I cross back to her, examining the folder. “That’s a tricky one. What do you think?”

She considers the folder before placing it between the blue and green piles. “It can be a bridge.”

Her head tips back, seeking my reassurance.

I squeeze her shoulder. “Perfect solution.”

A tentative smile breaks across her face, the first genuine one of the morning. “Can I wear my blue shirt with the stars? It’s my brave shirt.”

“Of course. Let’s find it so we can iron it before Monday.”

As Quinn darts off to the bedroom area to search for her brave shirt, Sprinkles follows at her heels.

I straighten, rolling my shoulders to release some of the tension. Boxes line the cabin walls, each labeled with a destination for the Homestead or storage.

Quinn’s artwork taped to the refrigerator pulls me up short. A stick-figure version of her and the Wright Pack fills the page, with a taller figure at her side that’s meant to be me. Sprinkles looms twice the size of everyone else, his black shape standing watch over the paper family.

“Found it!” Quinn calls from the bedroom.

I stack the rinsed dishes into the drying rack, wiping my hands on a dishtowel as Quinn returns, her brave shirt clutched in one small fist.

“Mr. Leif?” Her voice is small again. “What if the teacher makes me tell the class about myself?”

I hang the towel to dry. “What would you want them to know about Quinn Wright?”

She twists the fabric between her fingers. “I have a service dog named Sprinkles who helps me be brave. And I can name all the constellations in the summer sky.”

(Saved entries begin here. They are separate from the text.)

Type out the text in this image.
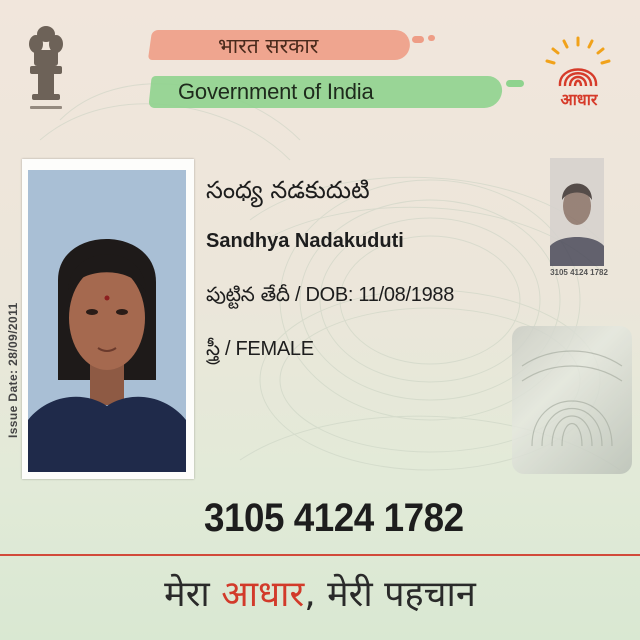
भारत सरकार
Government of India	आधार
Issue Date: 28/09/2011
సంధ్య నడకుదుటి
Sandhya Nadakuduti
పుట్టిన తేదీ / DOB: 11/08/1988
స్త్రీ / FEMALE
3105 4124 1782
3105 4124 1782
मेरा आधार, मेरी पहचान
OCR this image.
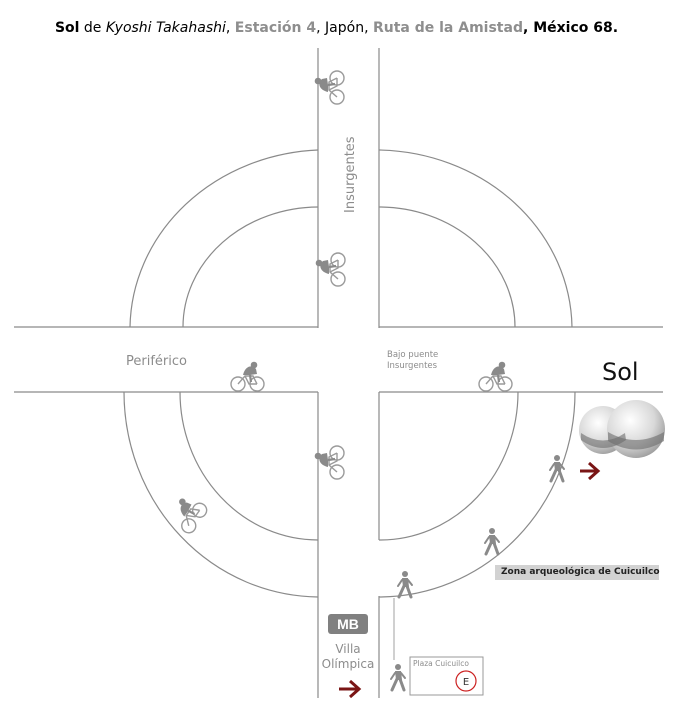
Sol de Kyoshi Takahashi, Estación 4, Japón, Ruta de la Amistad, México 68.
Insurgentes
Periférico	Bajo puente
Insurgentes
MB
Villa
Olímpica	Plaza Cuicuilco
E
Sol
Zona arqueológica de Cuicuilco
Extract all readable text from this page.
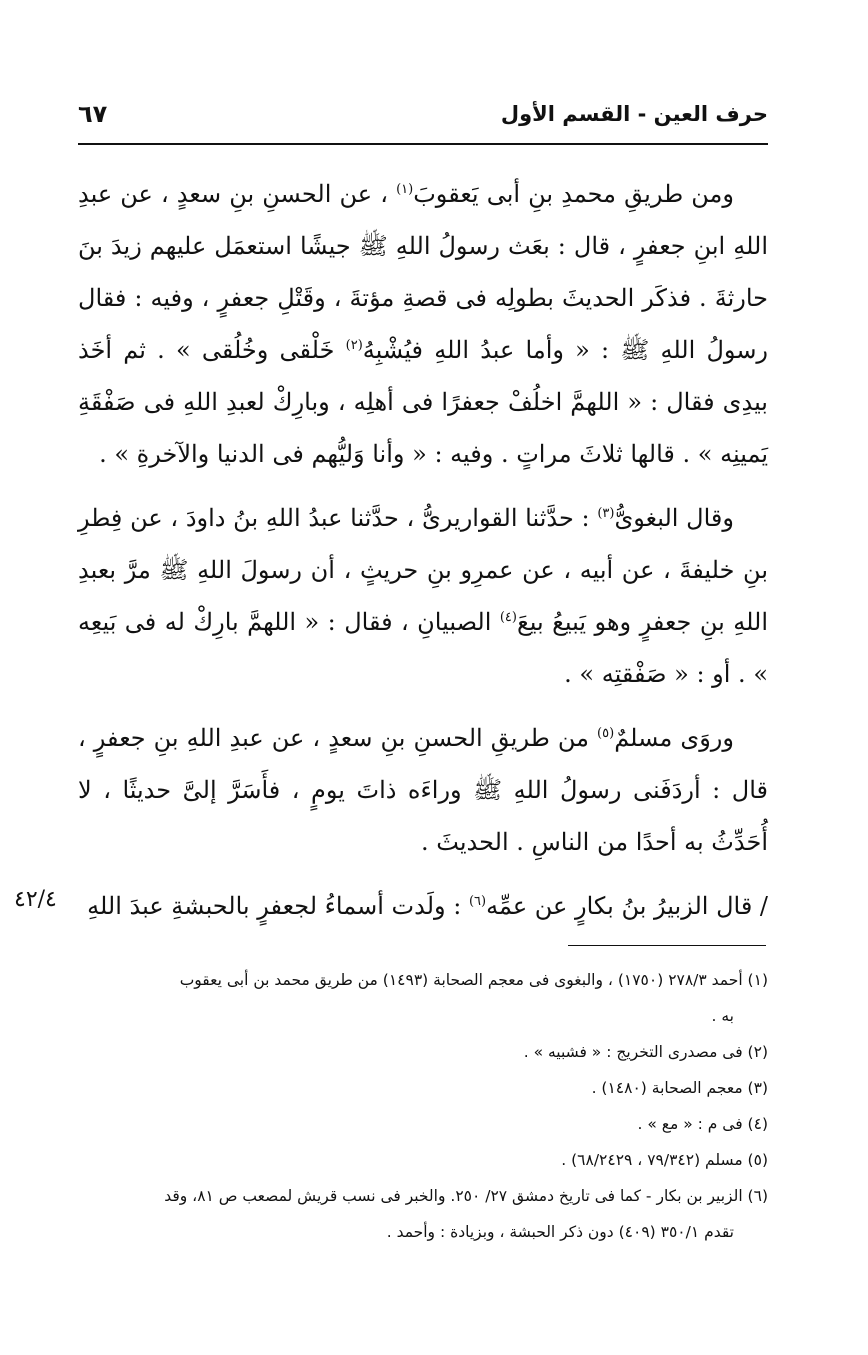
حرف العين - القسم الأول
٦٧

ومن طريقِ محمدِ بنِ أبى يَعقوبَ$^{(١)}$ ، عن الحسنِ بنِ سعدٍ ، عن عبدِ اللهِ ابنِ جعفرٍ ، قال : بعَث رسولُ اللهِ ﷺ جيشًا استعمَل عليهم زيدَ بنَ حارثةَ . فذكَر الحديثَ بطولِه فى قصةِ مؤتةَ ، وقَتْلِ جعفرٍ ، وفيه : فقال رسولُ اللهِ ﷺ : « وأما عبدُ اللهِ فيُشْبِهُ$^{(٢)}$ خَلْقى وخُلُقى » . ثم أخَذ بيدِى فقال : « اللهمَّ اخلُفْ جعفرًا فى أهلِه ، وبارِكْ لعبدِ اللهِ فى صَفْقَةِ يَمينِه » . قالها ثلاثَ مراتٍ . وفيه : « وأنا وَليُّهم فى الدنيا والآخرةِ » .

وقال البغوىُّ$^{(٣)}$ : حدَّثنا القواريرىُّ ، حدَّثنا عبدُ اللهِ بنُ داودَ ، عن فِطرِ بنِ خليفةَ ، عن أبيه ، عن عمرِو بنِ حريثٍ ، أن رسولَ اللهِ ﷺ مرَّ بعبدِ اللهِ بنِ جعفرٍ وهو يَبيعُ بيعَ$^{(٤)}$ الصبيانِ ، فقال : « اللهمَّ بارِكْ له فى بَيعِه » . أو : « صَفْقتِه » .

وروَى مسلمٌ$^{(٥)}$ من طريقِ الحسنِ بنِ سعدٍ ، عن عبدِ اللهِ بنِ جعفرٍ ، قال : أردَفَنى رسولُ اللهِ ﷺ وراءَه ذاتَ يومٍ ، فأَسَرَّ إلىَّ حديثًا ، لا أُحَدِّثُ به أحدًا من الناسِ . الحديثَ .

/ قال الزبيرُ بنُ بكارٍ عن عمِّه$^{(٦)}$ : ولَدت أسماءُ لجعفرٍ بالحبشةِ عبدَ اللهِ

٤٢/٤
(١) أحمد ٢٧٨/٣ (١٧٥٠) ، والبغوى فى معجم الصحابة (١٤٩٣) من طريق محمد بن أبى يعقوب
به .
(٢) فى مصدرى التخريج : « فشبيه » .
(٣) معجم الصحابة (١٤٨٠) .
(٤) فى م : « مع » .
(٥) مسلم (٧٩/٣٤٢ ، ٦٨/٢٤٢٩) .
(٦) الزبير بن بكار - كما فى تاريخ دمشق ٢٧/ ٢٥٠. والخبر فى نسب قريش لمصعب ص ٨١، وقد
تقدم ٣٥٠/١ (٤٠٩) دون ذكر الحبشة ، وبزيادة : وأحمد .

“Perfect,” I say, watching her shoulders relax. “What else?”

“Maybe…that I lived in a cabin in the woods, but now I live in a big house with my uncles, and you’re my nanny?”

“Good.” I pick up a pencil from the table, rolling it between my fingers. “And if anyone asks about before you came to Pinecrest?”

Quinn’s enthusiasm dims. “I say that’s private family stuff, and they can talk to Uncle Blake if they have questions.”

The pencil bends under the pressure of my grip, and I force my fingers to relax before it snaps. “Perfect.”

She bounces toward the kitchen, attention already shifting. “Will there be kids who like sea creatures? Will we have playground time? Do I have to share my crayons?”

I follow her, listening to the stream of questions while my mind catalogs vulnerabilities. Teachers notice patterns for children who flinch at raised voices, who hoard food, and who struggle with transitions.

I met Quinn’s biological mother over the summer on one of her visits, and I hadn’t missed how strained their relationship was. Blake had explained a little to me about the history of abuse and alcoholism that led to child neglect. It makes me want to bubble wrap Quinn and save her from the curiosity of her peers.